Send your question to Umbra!

Q. Dear Umbra,

Back-to-school shopping season is fast approaching, and item No. 1 on the list is a few new pairs of tights for the winter months. Problem is, almost every pair I bought last year ripped after two or three wearings. I understand these things aren’t made to last forever, but I don’t want to throw out so much clothing (and money!) again this year. Do you have any brands you recommend that are more durable and sustainable? Any ways to repair or reuse torn nylons?

Patricia W.
Naperville, Ill.

Photo by Alison Faith.

A. Dearest Patricia,

I can hear my editor now: “You answered a question about tights? What’s green about that?” Not much, editor. You have a fine, albeit imaginary, point. But this mention of back-to-school shopping reminds me that we should all be thinking about Being Wiser Consumers. (Psst, Patricia: If you want my actual advice about tights, consider skipping the next few paragraphs.)
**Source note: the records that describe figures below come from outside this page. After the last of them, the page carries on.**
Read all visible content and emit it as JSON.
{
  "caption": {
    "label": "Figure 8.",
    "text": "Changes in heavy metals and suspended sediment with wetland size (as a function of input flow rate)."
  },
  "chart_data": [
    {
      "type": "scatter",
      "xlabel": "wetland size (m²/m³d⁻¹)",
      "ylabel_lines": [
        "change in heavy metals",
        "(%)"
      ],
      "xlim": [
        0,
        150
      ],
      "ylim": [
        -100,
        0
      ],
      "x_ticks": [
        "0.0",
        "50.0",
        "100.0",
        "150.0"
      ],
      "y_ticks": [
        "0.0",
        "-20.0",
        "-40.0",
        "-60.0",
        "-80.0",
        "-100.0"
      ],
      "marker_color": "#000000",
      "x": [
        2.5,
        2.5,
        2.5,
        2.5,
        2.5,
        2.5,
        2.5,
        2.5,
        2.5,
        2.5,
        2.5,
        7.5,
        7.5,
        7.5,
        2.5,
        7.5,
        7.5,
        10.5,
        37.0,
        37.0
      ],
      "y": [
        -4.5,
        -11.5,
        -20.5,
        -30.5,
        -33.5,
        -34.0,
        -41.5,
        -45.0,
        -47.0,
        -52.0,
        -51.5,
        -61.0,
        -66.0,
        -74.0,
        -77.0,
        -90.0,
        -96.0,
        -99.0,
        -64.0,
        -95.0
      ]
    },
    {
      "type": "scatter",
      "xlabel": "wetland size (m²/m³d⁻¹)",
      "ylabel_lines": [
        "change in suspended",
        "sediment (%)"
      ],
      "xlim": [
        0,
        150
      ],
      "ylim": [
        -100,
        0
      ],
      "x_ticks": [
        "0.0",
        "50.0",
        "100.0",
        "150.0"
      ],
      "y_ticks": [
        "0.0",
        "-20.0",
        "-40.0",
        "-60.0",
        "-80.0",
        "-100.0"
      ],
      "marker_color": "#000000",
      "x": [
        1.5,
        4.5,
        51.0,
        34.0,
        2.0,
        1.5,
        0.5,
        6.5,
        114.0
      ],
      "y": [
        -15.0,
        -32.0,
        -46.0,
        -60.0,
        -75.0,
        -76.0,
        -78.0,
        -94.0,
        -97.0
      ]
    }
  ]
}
Back-to-school season is traditionally the second-most lucrative for U.S. retailers, after the winter holidays. Although sales are flagging a bit this year, Americans are expected to spend more than $80 billion getting ourselves and our family members ready for school: $30 billion on kids at home, and a cool $53.5 billion on the college-bound (must be all those laptops). If you feel like back-to-school season is arriving earlier than ever, you’re not imagining things: Skittish about the economy, retailers have been extending the season the last couple of years, some even advertising before school lets out in June.

Do we really need all the things they’re pushing? One article on this year’s sales slump cited a penny-pinching parent who “plans to reuse her kids’ backpacks.” Do you mean to tell me those children are otherwise getting a new backpack every August? Have we all gone insane?

Let me be clear: I am not opposed to spending money, getting the economy going again, supporting businesses — especially local ones — or even looking nice in public. I was once a third-grader who wanted stripy shoes. But I do get spitting mad when I think about planned obsolescence, cruddily made products, and the oft-cited notion that buying more makes us better citizens. I encourage everyone to pause a moment before loading up on “must-haves” this month. The real must-have is common sense.

OK, Patricia, my rant is done, and I do have a few ideas for you:

  •  Love the ones you’re with. Can you repair your ripped tights? I’m a fan of making things last as long as possible. I’m sure you know the nail-polish trick for stopping (or at least slowing) a run in hosiery. Another trick I’ve heard, but never tested, is to strengthen new tights and stockings by freezing them. Here are a few other tips for making tights last and making small repairs, from a site whose banner is truly worth a peek. The long and short of it: Wear the right size, and handle your tights and yourself with care.
  •  Shop sustainably. If you decide to buy new tights and you can invest a bit upfront, you might consider looking into pairs made with materials like bamboo, organic cotton, and hemp. They should last longer, plus their production is a bit less planet-destroying. Since one of your primary goals is warmth, I’d also recommend looking into some of the sustainable leggings and long underwear out there — they’re not like their bulky, itchy counterparts of old.
  •  Reuse them. For tights or nylons that are beyond repair, I refer you to this list of 20 reuses, which has won my affection by not being presented in slideshow format, and contains creative suggestions from wrapping-paper storage to plant protection. Readers, I’m sure you have other ideas — please weigh in.

Finally, because this is the real world and we can’t all splurge on $25 hemp tights, I’m going to break my usual rule of not recommending brands and suggest you check out one you’ve heard of but perhaps not given much thought to: No Nonsense. They make 95 percent of their products in the U.S., have taken steps to green their facilities and materials, and donate socks to needy families. Best of all, they run a first-of-its-kind pantyhose recycling program — they take tights too, and any brand — which converts your gam-garments into playground equipment, park benches, toys, and other products.

Upcycling an item that would otherwise linger in the landfill? Now that’s a must-have.